Question

Number of millimoles in $1.0\text{ gram }$of water is :
(a) $1.0$
(b) $18$
(c) $55.56$
(d) $12$

Answer 1

Hint: We have to first find the moles of the water by using the given mass and by using the formula as $moles=\dfrac{given\text{ }mass}{molecular\text{ }mass}$ and after finding the moles multiply the obtained moles with $1000$ to get the millimoles. Now solve it.

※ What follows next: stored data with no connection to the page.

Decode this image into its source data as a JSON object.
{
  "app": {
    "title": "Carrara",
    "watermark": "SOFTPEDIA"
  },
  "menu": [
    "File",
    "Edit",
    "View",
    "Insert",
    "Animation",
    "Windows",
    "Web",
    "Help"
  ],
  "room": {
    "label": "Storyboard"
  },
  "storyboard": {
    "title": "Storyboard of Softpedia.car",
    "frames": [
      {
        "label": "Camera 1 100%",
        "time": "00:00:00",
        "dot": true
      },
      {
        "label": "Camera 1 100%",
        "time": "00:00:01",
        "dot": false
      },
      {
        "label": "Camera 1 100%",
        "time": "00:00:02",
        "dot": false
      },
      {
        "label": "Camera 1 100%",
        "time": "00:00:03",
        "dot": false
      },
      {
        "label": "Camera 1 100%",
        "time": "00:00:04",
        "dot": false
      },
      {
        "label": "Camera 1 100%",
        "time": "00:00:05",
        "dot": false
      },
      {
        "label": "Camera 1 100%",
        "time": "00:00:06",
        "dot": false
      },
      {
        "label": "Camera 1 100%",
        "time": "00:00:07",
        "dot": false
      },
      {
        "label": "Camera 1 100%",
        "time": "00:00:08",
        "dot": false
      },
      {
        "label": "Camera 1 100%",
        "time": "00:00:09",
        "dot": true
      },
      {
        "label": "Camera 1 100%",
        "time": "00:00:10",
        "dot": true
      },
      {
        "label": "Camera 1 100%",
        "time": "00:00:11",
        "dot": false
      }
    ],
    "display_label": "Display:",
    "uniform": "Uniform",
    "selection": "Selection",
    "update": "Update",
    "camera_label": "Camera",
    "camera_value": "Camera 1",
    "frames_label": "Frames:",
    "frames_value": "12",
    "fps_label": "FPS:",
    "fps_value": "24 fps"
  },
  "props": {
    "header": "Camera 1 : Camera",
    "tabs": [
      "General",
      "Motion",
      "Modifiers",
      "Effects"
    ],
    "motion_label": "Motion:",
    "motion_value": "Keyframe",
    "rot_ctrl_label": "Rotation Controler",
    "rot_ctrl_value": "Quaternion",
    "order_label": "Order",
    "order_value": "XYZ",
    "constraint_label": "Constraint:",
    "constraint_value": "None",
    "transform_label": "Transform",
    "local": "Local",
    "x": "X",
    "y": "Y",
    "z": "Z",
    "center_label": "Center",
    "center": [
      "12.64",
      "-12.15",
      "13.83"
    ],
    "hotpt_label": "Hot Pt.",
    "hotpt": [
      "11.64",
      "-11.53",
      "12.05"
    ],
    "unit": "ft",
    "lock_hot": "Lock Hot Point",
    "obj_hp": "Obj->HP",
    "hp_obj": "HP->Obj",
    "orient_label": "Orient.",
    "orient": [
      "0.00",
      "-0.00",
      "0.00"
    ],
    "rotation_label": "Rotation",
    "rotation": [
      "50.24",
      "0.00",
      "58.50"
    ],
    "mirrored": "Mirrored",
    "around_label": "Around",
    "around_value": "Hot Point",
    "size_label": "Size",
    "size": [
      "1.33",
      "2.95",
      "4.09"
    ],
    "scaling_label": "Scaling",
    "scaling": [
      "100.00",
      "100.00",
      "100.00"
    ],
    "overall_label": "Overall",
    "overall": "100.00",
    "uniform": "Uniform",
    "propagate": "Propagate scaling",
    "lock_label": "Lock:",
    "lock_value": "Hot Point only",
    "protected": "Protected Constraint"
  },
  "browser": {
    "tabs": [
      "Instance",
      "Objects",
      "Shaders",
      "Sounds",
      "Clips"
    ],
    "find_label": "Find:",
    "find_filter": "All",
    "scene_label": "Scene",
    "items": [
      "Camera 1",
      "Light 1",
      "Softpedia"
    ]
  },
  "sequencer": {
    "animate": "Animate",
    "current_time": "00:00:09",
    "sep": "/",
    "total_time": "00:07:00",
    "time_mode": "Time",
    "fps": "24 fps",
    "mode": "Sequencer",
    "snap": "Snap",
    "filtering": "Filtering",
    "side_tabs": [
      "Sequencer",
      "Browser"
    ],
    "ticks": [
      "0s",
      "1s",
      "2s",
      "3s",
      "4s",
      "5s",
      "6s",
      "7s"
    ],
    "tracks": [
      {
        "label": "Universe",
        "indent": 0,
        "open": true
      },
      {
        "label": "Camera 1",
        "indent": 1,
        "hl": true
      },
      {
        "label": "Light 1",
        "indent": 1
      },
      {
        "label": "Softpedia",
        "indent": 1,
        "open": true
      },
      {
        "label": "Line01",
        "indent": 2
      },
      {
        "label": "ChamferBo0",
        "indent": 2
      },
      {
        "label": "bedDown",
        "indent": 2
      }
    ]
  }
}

Complete step by step solution:
First of all, let’s discuss the water molecule. Water is made up of two atoms: oxygen and hydrogen. It is polar in nature due to the presence of highly electronegative atoms i.e. the oxygen atom and the highly electropositive atom i.e. the hydrogen atom in it. It acts as a solvent for many organic compounds.
Now considering the statement;
First, we will have to find out the moles of water in $1.0\text{ gram }$ and then after that we will calculate its millimoles.
We can calculate the moles of water by using the formula as;
$moles=\dfrac{given\text{ }mass}{molecular\text{ }mass}$ -----------(1)
We know that;
Molecular mass of water is $=18$
Given mass of water=$1.0\text{ gram }$
Now, put these values in equation (1), we get;
$moles=\dfrac{1}{18}=0.05556\text{ moles}$------(2)
Now , to calculate the moles we will multiple equation (2) by $1000$, we get;
$\begin{align}
& moles=0.055\text{ }\times \text{1000 millimoles} \\
&\implies \text{ 55}\text{.56 millimoles} \\
\end{align}$
Thus, Number of millimoles in $1.0\text{ gram }$of water is $\text{=55}\text{.56 millimoles}$

Hence, option (c) is correct.

Note: According to the Avogadro’s law, one mole of an atom occupies $22.4\text{ L}$ of the volume and Avogadro number of particles i.e. $6.023\times 1{{0}^{23}}$ at standard conditions of temperature and pressure i.e. 1 atmosphere pressure and $273K$ temperature.